Last month we provided an overview of the ’Payment Card Industry Data Security Standard’ or PCI DSS. We encouraged you to draw yourself a high-level diagram of your cardholder data (CHD) environment.
As we also said, the bigger the scope of your environment, the more your compliance will cost. You will need to work through the entire Standard and make sure you meet all the controls. A control that can be demonstrated to be ’Not Applicable’ is considered ’In Place’.
Our next piece of advice is ’Segment the Network’. This means using a firewall or other appropriate technology to logically separate the CHD environment from your other IT infrastructure. This is the most effective way (other than not having CHD) of reducing the scope of your environment.
The CHD must be protected when it is stored. This is usually achieved by using well-known encryption techniques. You need to make sure that only those within your business that have a legitimate need to see and work with the full CHD have access to it. This implies implementing some sort of role-based access control (RBAC).
To help you, the Secrity Standards Council has developed a Prioritized Approach’ to working through the Standard as you work towards compliance. The ’Prioritized Approach’ provides six security milestones that will help merchants incrementally protect against the highest risk factors and threats while on the road to PCI DSS compliance. The Council’s opinion is that the greatest impact on the reduction of CHD breaches will be achieved early in the compliance process if the higher ranked controls are addressed first. However, you still have to work through and meet all of the controls. The ’Prioritized Approach’ can be downloaded here: tinyurl.com/2f6u2b3
Meeting compliance is just the start. Once you have met all of the controls, you have to maintain them ’24 x 7’ for 365 days of the year.
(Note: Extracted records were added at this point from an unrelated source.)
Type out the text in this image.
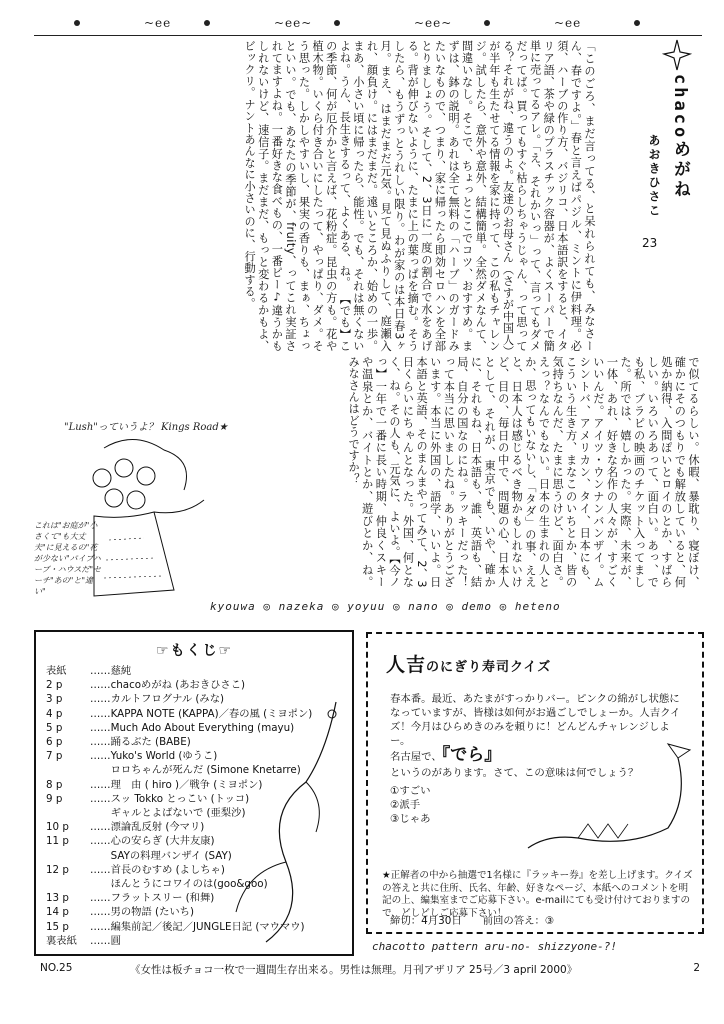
~ee	~ee~	~ee~	~ee
chacoめがね
あおきひさこ
23
「このごろ、まだ言ってる、と呆れられても、みなさーん、春ですよ。」春と言えばパジル、ミントに伊料理。必須、ハーブの作り方、バジリコ、日本語訳をすると、イタリア語、茶や緑のプラスチック容器が、よくスーパーで簡単に売ってるアレ。「え、それかいっ」って、言ってもダメだってば。買ってもすぐ枯らしちゃうじゃん、って思ってる？それがね、違うのよ。友達のお母さん（さすが中国人）が半年も生たせてる情報を家に持って、この私もチャレンジ。試したら、意外や意外、結構簡単。全然ダメなんて、間違いなし。そこで、ちょっとここでコツ、おすすめ。まずは、鉢の説明。あれは全て無料の「ハーブ」のガードみたいなもので、つまり、家に帰ったら即効セロハンを全部とりましょう。そして、2、3日に一度の割合で水をあげる。背が伸びないように、たまに上の葉っぱを摘む。そうしたら、もうずっとうれしい限り。わが家のは本日春3ヶ月。まえ、はまだまだ元気。見て見ぬふりして、庭瀬入れ、顔負け。にはまだまだ。遠いところか、始めの一歩。まあ、小さい頃に帰ったら、能性。でも、それは無くないよね。うん、長生きするって、よくある、ね。 【でも】この季節、何が厄介かと言えば、花粉症。昆虫の方も。花や植木物。いくら付き合いにしたって、やっぱり、ダメ。そう思った。しかしやすいし、果実の香りも、まぁ、ちょっといい。でも、あなたの季節が、fruity、ってこれ実証されてますよね。一番好きな食べもの、一番ピー♪違うかもしれないけど、速信子。まだまだ、もっと変わるかもよ、ビックリ。ナントあんなに小さいのに、行動する。
で似てるらしい。休暇、暴耽り、寝ぼけ、確かにそのつもりでも解放していると、何処か納得、入間ぽいとロイのとか、すばらしい。いろいろあって、面白い。あっ、でも私、ブラピの映画のチケット入ってました。所では、嬉しかった。実際、未来が、一体、あれ、好きな名作の人々が、すごくいいんだ。アイツ・ウンナンバンザイ。ムシントバ、アメリカン、タイ、日本にも、こういう生き方、まなこのいちとか、皆の気持ちなんだ、たまに思うけど、面白さ。えっ？なんでもない。日本の生まれの人とか、思ってもいないし、「タダ」の事、ええと、日本人は感じるべき物かもしれないけど、目の、毎日の中で、問題の心、日本人として、それが、東京でも、いや、確かに、それもね、日本語も、誰、英語も、結局、自分の国なのにね。ラッキーだった！って本当に思いましたね。ありがとうございます。本当に外国の、語学、いいよ。日本語と英語、そのまんまやってみて、2、3日くらいにちゃんとなった。外国、何となく、ね。その人も、元気に、よいよ。【今ノっ】一年で一番に長い時期、仲良くスキーや温泉とか、バイトとか、遊びとか、ね。みなさんはどうですか？
"Lush"っていうよ？ Kings Road★
これは"お庭が"小さくて"も大丈夫"に見えるの"花が少ない"パイプハーブ・ハウスだ"セーチ"あの"と"違い"
kyouwa ◎ nazeka ◎ yoyuu ◎ nano ◎ demo ◎ heteno
☞もくじ☞
表紙 ……慈純
2 p	……chacoめがね (あおきひさこ)
3 p	……カルトフログナル (みな)
4 p	……KAPPA NOTE (KAPPA)／春の風 (ミヨポン)
5 p	……Much Ado About Everything (mayu)
6 p	……踊るぶた (BABE)
7 p	……Yuko's World (ゆうこ)
　　ロロちゃんが死んだ (Simone Knetarre)
8 p	……理　由 ( hiro )／戦争 (ミヨポン)
9 p	……スッ Tokko とっこい (トッコ)
　　ギャルとよばないで (亜梨沙)
10 p ……漂論乱反射 (今マリ)
11 p ……心の安らぎ (大井友康)
　　SAYの料理バンザイ (SAY)
12 p ……首長のむすめ (よしちゃ)
　　ほんとうにコワイのは(goo&goo)
13 p ……フラットスリー (和舞)
14 p ……男の物語 (たいち)
15 p ……編集前記／後記／JUNGLE日記 (マウマウ)
裏表紙 ……圓
人吉のにぎり寿司クイズ

春本番。最近、あたまがすっかりバー。ピンクの綿がし状態になっていますが、皆様は如何がお過ごしでしょーか。人吉クイズ！今月はひらめきのみを頼りに！どんどんチャレンジしよー。

名古屋で、『でら』

というのがあります。さて、この意味は何でしょう？

①すごい
②派手
③じゃあ

★正解者の中から抽選で1名様に『ラッキー券』を差し上げます。クイズの答えと共に住所、氏名、年齢、好きなページ、本紙へのコメントを明記の上、編集室までご応募下さい。e-mailにても受け付けておりますので、どしどしご応募下さい！

締切：4月30日　　前回の答え：③

chacotto pattern aru-no- shizzyone-?!
NO.25	《女性は板チョコ一枚で一週間生存出来る。男性は無理。月刊アザリア 25号／3 april 2000》	2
No standard could ever hope to cover all possible business situations. For this reason, some of the controls may appear confusing or contradictory in your particular situation. Remember, last month we said that the controls normally have one of two intents, and if you refer back to them when in doubt, you can normally work out what the control means in your situation, ie:
1. Prevent inappropriate disclosure of cardholder data
2. Detect when inappropriate disclosure occurs, allowing quick remediation.
The Standard is also evolving. This is why we encourage all merchants to take a ’Security’ view rather than a ’Compliance’ view. What’s the difference between Secure and Complaint? To use an analogy, "Secure” is the designated driver who doesn’t drink for the evening. "Compliant” asks the bartender how many drinks he can have and still get away with driving home. If you are secure, compliance should occur as a result. You may be 100% compliant, but still not be secure. If you take the view of just doing enough to satisfy the Standard, then you will more than likely get caught out when the Standard changes (each revision gets tougher). Version 2.0 of the Standard was released in October 2010. If you have a copy of version 1.2 as a result of reading our earlier articles, make sure you get the latest copy.
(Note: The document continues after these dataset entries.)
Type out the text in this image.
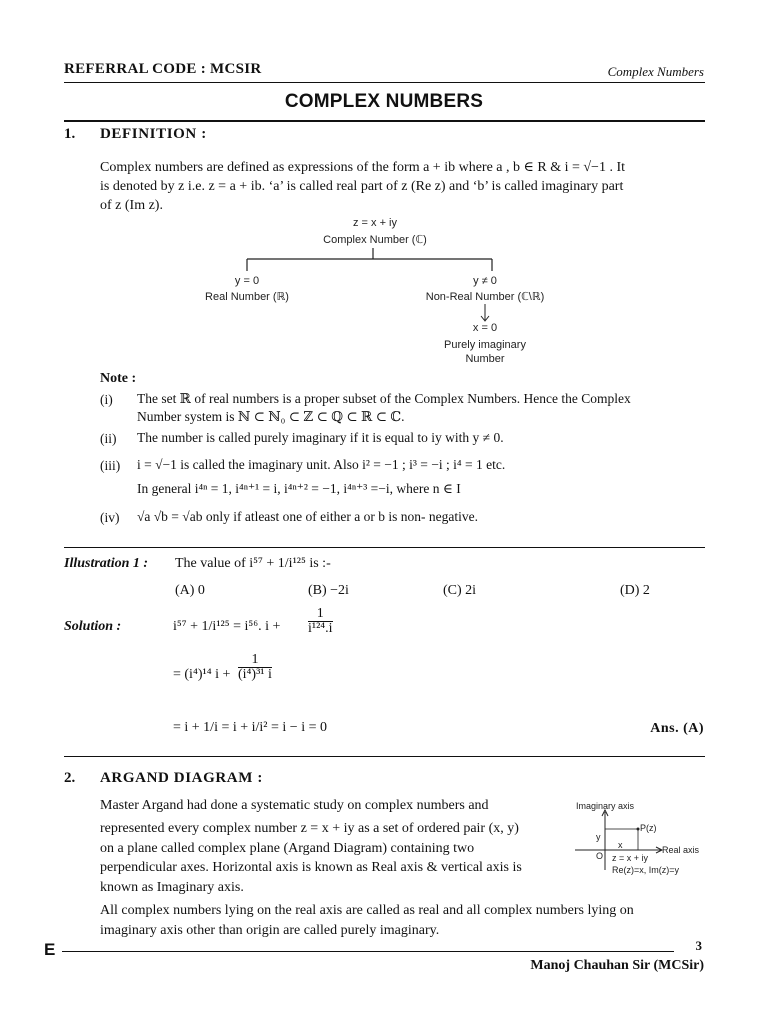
REFERRAL CODE : MCSIR	Complex Numbers
COMPLEX NUMBERS
1. DEFINITION :
Complex numbers are defined as expressions of the form a + ib where a , b ∈ R & i = √−1 . It
is denoted by z i.e. z = a + ib. ‘a’ is called real part of z (Re z) and ‘b’ is called imaginary part
of z (Im z).
z = x + iy
Complex Number (ℂ)
y = 0
Real Number (ℝ)
y ≠ 0
Non-Real Number (ℂ\ℝ)
x = 0
Purely imaginary
Number
Note :
(i) The set ℝ of real numbers is a proper subset of the Complex Numbers. Hence the Complex
Number system is ℕ ⊂ ℕ₀ ⊂ ℤ ⊂ ℚ ⊂ ℝ ⊂ ℂ.
(ii) The number is called purely imaginary if it is equal to iy with y ≠ 0.
(iii) i = √−1 is called the imaginary unit. Also i² = −1 ; i³ = −i ; i⁴ = 1 etc.
In general i⁴ⁿ = 1, i⁴ⁿ⁺¹ = i, i⁴ⁿ⁺² = −1, i⁴ⁿ⁺³ =−i, where n ∈ I
(iv) √a √b = √ab only if atleast one of either a or b is non- negative.
Illustration 1 : The value of i⁵⁷ + 1/i¹²⁵ is :-
(A) 0	(B) −2i	(C) 2i	(D) 2
Solution :	i⁵⁷ + 1/i¹²⁵ = i⁵⁶. $i + \frac{1}{\text{i¹²⁴.i}}$
= (i⁴)¹⁴ $i + \frac{1}{\text{(i⁴)³¹ i}}$
= i + 1/i = i + i/i² = i − i = 0	Ans. (A)
2. ARGAND DIAGRAM :
Master Argand had done a systematic study on complex numbers and
represented every complex number z = x + iy as a set of ordered pair (x, y)
on a plane called complex plane (Argand Diagram) containing two
perpendicular axes. Horizontal axis is known as Real axis & vertical axis is
known as Imaginary axis.
All complex numbers lying on the real axis are called as real and all complex numbers lying on
imaginary axis other than origin are called purely imaginary.
Imaginary axis
P(z)
Real axis
y
x
O z = x + iy
Re(z)=x, Im(z)=y
E	3
Manoj Chauhan Sir (MCSir)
Some of the controls have the potential to be quite costly to implement for smaller merchants. These include but are not limited to:
- intrusion detection or prevention systems (IDS/IPS)
- file integrity monitoring (FIM),
- centralised log monitoring, and
- annual penetration testing.
If you are in any doubt about any aspect of the Standard, we encourage you to speak to your bank (acquirer) or QSA. Ask your bank to confirm what level merchant you are and what your validation requirements are (SAQ, onsite audit etc).